Syndax Pharmaceuticals has presented positive data from multiple trials of Revuforj (revumenib) as a single-agent and in combination with standard of care agents in patients with acute leukemias in oral sessions at the 66th American Society of Hematology (ASH) Annual Meeting being held in San Diego.

Revuforj is the company's oral, first-in-class menin inhibitor that is FDA approved for the treatment of relapsed or refractory (R/R) acute leukemia with a lysine methyltransferase 2A gene (KMT2A) translocation in adult and pediatric patients one year and older.

"On the heels of the recent approval of Revuforj for R/R acute leukemia with a KMT2A translocation, we are excited to present clinical data highlighting the consistent efficacy and favorable tolerability of this first-in-class therapy, as both a single-agent and in combination with standard of care, in patients with mNPM1 and KMT2Ar acute leukemia," said Michael A. Metzger, Chief Executive Officer.

"We are thrilled that our U.S. launch of Revuforj is firmly underway, and we look forward to building on this momentum as we continue to advance our clinical development program which we believe will position us to pursue meaningful label expansion opportunities," added Metzger.

The Phase 1/2 SAVE trial is an investigator-sponsored trial testing an all-oral regimen of revumenib, venetoclax and the hypomethylating agent (HMA) ASTX727 (decitabine/cedazuridine) in pediatric and adult patients with R/R acute myeloid leukemia (AML) or mixed-lineage acute leukemia (MPAL) harboring either KMT2Ar, NUP98r or mNPM1 alterations.

During the oral session at the ASH meeting, data from 33 patients were presented (DCO: November 2024). The median age of patients enrolled in the trial was 35 (range 12-81), and 16 patients (49 percent) had KMT2Ar, 12 patients (36 percent) had mNPM1, and five patients (15 percent) had NUP98r. Patients had received a median of three (range: 1-5) prior lines of therapy; 58% had prior venetoclax, 36 percent had prior hematopoietic stem cell transplantation (HSCT), and 6% had received a prior menin inhibitor. 

The all-oral combination resulted in high rates of remission in patients with KMT2Ar, mNPM1, and NUP98r with an overall response rate (ORR)1 of 82 percent (27/33) and a CR/CRh rate of 48 percent (16/33). In patients with minimal residual disease (MRD) status available, 65 percent (17/26) who achieved a response were MRD negative, and among patients who achieved a CR/CRh response, 88 percent (14/16) were MRD negative. 39 percent (13/33) of patients proceeded to HSCT following this combination, with 54 percent (7/13) of patients resuming revumenib post-HSCT.
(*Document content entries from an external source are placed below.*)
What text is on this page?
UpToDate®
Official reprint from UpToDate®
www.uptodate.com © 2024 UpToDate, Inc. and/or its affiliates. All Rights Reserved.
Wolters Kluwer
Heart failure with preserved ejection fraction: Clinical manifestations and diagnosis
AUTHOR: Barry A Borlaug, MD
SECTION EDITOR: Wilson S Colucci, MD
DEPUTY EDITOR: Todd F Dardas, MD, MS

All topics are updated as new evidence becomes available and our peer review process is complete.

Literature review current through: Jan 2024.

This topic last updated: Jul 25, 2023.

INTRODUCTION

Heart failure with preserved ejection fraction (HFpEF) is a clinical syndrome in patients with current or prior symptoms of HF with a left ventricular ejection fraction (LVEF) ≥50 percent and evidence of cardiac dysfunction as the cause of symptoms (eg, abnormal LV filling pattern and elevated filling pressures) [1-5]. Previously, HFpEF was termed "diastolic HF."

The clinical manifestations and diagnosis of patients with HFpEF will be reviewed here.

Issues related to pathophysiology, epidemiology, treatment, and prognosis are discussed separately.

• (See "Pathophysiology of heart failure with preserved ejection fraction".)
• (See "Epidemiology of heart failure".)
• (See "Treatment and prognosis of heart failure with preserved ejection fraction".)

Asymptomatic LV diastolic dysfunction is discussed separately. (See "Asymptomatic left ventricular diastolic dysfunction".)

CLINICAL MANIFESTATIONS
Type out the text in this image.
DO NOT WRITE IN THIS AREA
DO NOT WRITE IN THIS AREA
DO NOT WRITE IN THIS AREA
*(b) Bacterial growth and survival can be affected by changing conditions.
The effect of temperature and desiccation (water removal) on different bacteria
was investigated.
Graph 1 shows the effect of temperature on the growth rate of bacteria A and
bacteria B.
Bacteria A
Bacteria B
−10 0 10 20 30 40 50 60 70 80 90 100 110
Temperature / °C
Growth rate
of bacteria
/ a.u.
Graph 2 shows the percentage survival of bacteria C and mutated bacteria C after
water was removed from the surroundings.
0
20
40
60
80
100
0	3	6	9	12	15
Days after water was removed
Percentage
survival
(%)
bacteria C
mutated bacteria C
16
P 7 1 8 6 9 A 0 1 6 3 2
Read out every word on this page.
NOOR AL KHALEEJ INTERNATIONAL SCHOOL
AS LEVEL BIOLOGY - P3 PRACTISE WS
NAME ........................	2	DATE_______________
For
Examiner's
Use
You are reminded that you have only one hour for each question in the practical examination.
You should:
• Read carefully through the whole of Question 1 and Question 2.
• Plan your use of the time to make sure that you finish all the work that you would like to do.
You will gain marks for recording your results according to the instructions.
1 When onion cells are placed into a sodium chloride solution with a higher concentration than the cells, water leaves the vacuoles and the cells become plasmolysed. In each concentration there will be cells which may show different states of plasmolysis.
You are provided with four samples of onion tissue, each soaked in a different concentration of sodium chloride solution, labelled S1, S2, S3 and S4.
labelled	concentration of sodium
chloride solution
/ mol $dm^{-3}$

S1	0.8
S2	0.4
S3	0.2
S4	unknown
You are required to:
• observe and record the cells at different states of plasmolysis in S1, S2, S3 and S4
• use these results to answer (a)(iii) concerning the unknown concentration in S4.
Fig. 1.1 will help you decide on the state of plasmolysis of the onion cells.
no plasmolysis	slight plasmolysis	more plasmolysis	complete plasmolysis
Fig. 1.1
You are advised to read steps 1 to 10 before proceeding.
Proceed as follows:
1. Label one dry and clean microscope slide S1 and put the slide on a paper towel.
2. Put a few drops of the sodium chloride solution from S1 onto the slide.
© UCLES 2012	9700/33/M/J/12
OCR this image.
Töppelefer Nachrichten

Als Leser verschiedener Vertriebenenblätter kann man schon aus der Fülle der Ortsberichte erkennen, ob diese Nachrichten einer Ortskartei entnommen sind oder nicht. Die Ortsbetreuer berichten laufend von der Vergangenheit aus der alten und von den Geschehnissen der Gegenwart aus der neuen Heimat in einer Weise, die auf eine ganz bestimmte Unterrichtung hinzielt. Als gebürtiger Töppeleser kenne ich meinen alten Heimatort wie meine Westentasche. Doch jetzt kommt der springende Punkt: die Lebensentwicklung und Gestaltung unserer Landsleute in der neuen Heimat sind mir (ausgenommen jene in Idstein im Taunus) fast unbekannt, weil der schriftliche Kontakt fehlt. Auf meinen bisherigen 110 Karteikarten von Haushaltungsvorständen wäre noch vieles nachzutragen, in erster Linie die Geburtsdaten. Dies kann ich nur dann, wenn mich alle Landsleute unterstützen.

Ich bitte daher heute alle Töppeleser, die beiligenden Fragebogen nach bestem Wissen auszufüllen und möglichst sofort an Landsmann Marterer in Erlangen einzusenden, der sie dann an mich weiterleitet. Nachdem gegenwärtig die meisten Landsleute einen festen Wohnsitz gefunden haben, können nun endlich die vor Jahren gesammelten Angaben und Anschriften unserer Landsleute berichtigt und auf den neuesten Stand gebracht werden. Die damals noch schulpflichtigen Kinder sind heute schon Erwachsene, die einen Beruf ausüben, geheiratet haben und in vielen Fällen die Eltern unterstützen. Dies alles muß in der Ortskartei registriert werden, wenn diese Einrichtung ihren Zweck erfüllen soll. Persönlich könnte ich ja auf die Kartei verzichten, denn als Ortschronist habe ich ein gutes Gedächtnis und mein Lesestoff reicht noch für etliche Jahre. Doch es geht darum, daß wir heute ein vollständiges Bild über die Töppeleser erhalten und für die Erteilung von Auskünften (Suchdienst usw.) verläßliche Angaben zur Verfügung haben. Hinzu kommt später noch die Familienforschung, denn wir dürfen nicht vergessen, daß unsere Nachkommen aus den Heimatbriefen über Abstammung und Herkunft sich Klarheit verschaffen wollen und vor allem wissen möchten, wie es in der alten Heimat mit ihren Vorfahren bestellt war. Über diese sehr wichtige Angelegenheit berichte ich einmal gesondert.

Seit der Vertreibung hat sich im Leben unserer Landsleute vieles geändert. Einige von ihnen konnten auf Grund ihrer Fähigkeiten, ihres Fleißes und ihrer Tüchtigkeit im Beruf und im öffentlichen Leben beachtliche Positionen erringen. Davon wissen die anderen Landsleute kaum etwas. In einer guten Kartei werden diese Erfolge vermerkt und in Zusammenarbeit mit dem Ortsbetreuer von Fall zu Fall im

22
"The latest SAVE data show high efficacy and the ability to combine revumenib with venetoclax and hypomethylating agents, which highlights the potential for this combination to become a treatment for patients with acute leukemias that are susceptible to menin inhibition," said Ghayas C. Issa, MD, Associate Professor of Leukemia at The University of Texas MD Anderson Cancer Center.

"In particular, the high rates of overall response, MRD negativity, and HSCT in the R/R cohort are very encouraging, as well as the initial duration of response and overall survival data. These promising data underpin our excitement to expand the SAVE trial to evaluate the combination in newly diagnosed AML patients who are older or unfit for intensive chemotherapy," Issa added.